Manhaj Ahlus Sunnah Wal Jama'ah Dalam Menerima Dan Mengambil Dalil

Termasuk dari prinsip ‘Aqidah Salafush Shalih, Ahlus Sunnah wal Jama'ah : Dalam manhaj talaqqi (menerima) dan istidlal (mengambil dalil) yaitu ittiba' (mengikuti) apa yang datang dari Kitabullah dan Sunnah Nabi-Nya saw yang shahih baik secara zhahir maupun bathin, serta taslim (berserah diri) kepada Sunnah Nabi saw. Allah Ta'ala berfirman, "Dan tidaklah patut bagi laki-laki yang mukmin dan tidak (pula) bagi perempuan yang mukminah, apabila Allah dan Rasul-Nya telah menetapkan suatu ketetapan, akan ada bagi mereka piluhan (yang lain) tentang urusan mereka. Dan barang siapa mendurhakai Allah dan Rasul-Nya maka sungguhla dia telah sesat, sesat yang nyata." (Al-Ahzaab : 36)

Nabi bersabda, "Saya tinggalkan dua perkara, kamu tidak akan tersesat selama kamu berpegang teguh pada keduannya, yaitu " Khitabullah dan Sunnah Rasul-Nya." (Shahih, hadits diriwayatkan oleh al-Hakim dalam kitab al-Mutstadrak dan dishahihkan oleh Imam al-Albani dalam kitab al-Misykat) (Dari Malik bin Anas secara mursal, tercantum dalam al-Muwaththa' no. 1619, mempunyai hadits penguat yang dikeluarkan oleh al-Hakim dalam al-Mustadrak (I/93) dari Sahabat Abu Hurairah dan Ibnu Abas. Dihasankan oleh Syaikh al-Albani dalam Misykaatul Mashaabiih jili I, bab al I'tishaam bil Kitaabi was Sunnah ni.186 (47) dan dicantumkan juga pembahasan tentang penguat hadits tersebut dalam Silsilatul Ahaadiitsish Shahiihah, Jilid IV hal. 355-361.)

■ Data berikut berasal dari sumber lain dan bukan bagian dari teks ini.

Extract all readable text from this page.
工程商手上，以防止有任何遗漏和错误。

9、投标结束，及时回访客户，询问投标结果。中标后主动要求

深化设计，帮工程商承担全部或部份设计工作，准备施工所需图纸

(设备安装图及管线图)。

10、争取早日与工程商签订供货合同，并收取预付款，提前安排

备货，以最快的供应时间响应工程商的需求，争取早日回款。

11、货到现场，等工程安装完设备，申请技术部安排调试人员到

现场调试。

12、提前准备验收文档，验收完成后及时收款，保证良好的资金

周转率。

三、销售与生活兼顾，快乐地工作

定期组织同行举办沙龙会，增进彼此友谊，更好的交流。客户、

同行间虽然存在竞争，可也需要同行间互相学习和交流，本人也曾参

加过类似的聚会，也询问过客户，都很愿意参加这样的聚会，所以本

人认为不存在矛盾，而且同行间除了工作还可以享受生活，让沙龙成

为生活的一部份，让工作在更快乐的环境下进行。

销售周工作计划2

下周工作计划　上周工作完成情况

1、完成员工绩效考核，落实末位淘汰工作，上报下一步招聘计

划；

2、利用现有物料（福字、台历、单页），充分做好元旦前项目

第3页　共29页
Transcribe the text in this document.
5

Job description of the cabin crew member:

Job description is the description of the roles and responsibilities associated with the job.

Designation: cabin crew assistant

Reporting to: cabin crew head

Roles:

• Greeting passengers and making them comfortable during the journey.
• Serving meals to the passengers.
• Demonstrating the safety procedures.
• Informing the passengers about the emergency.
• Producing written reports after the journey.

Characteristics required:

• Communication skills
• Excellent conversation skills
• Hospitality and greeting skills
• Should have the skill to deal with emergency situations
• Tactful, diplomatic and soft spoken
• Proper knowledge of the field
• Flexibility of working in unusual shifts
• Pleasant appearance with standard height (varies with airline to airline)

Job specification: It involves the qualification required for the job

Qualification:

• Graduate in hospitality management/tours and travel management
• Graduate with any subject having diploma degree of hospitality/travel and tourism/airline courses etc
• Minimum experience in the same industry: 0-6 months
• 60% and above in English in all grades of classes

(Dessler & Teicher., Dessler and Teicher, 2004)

Ahlus Sunnah wal Jama'ah tidak mengatakan "Khitabullah kemudian Sunnah Rasul-Nya saw akan tetapi mereka mengatakan : Khitabullah dan Sunnah Rasul-Nya secara bersamaan," karena as-Sunnah bergandengan dengan Kitabullah. Alasan lainnya juga dikarenakan Allah telah mewajibkan semua hamba-Nya untuk taat kepada Rasul-Nya, sedang Sunnahnya saw menjelaskan makna yang dikehendaki Allah Ta'ala dalam Kitabullah.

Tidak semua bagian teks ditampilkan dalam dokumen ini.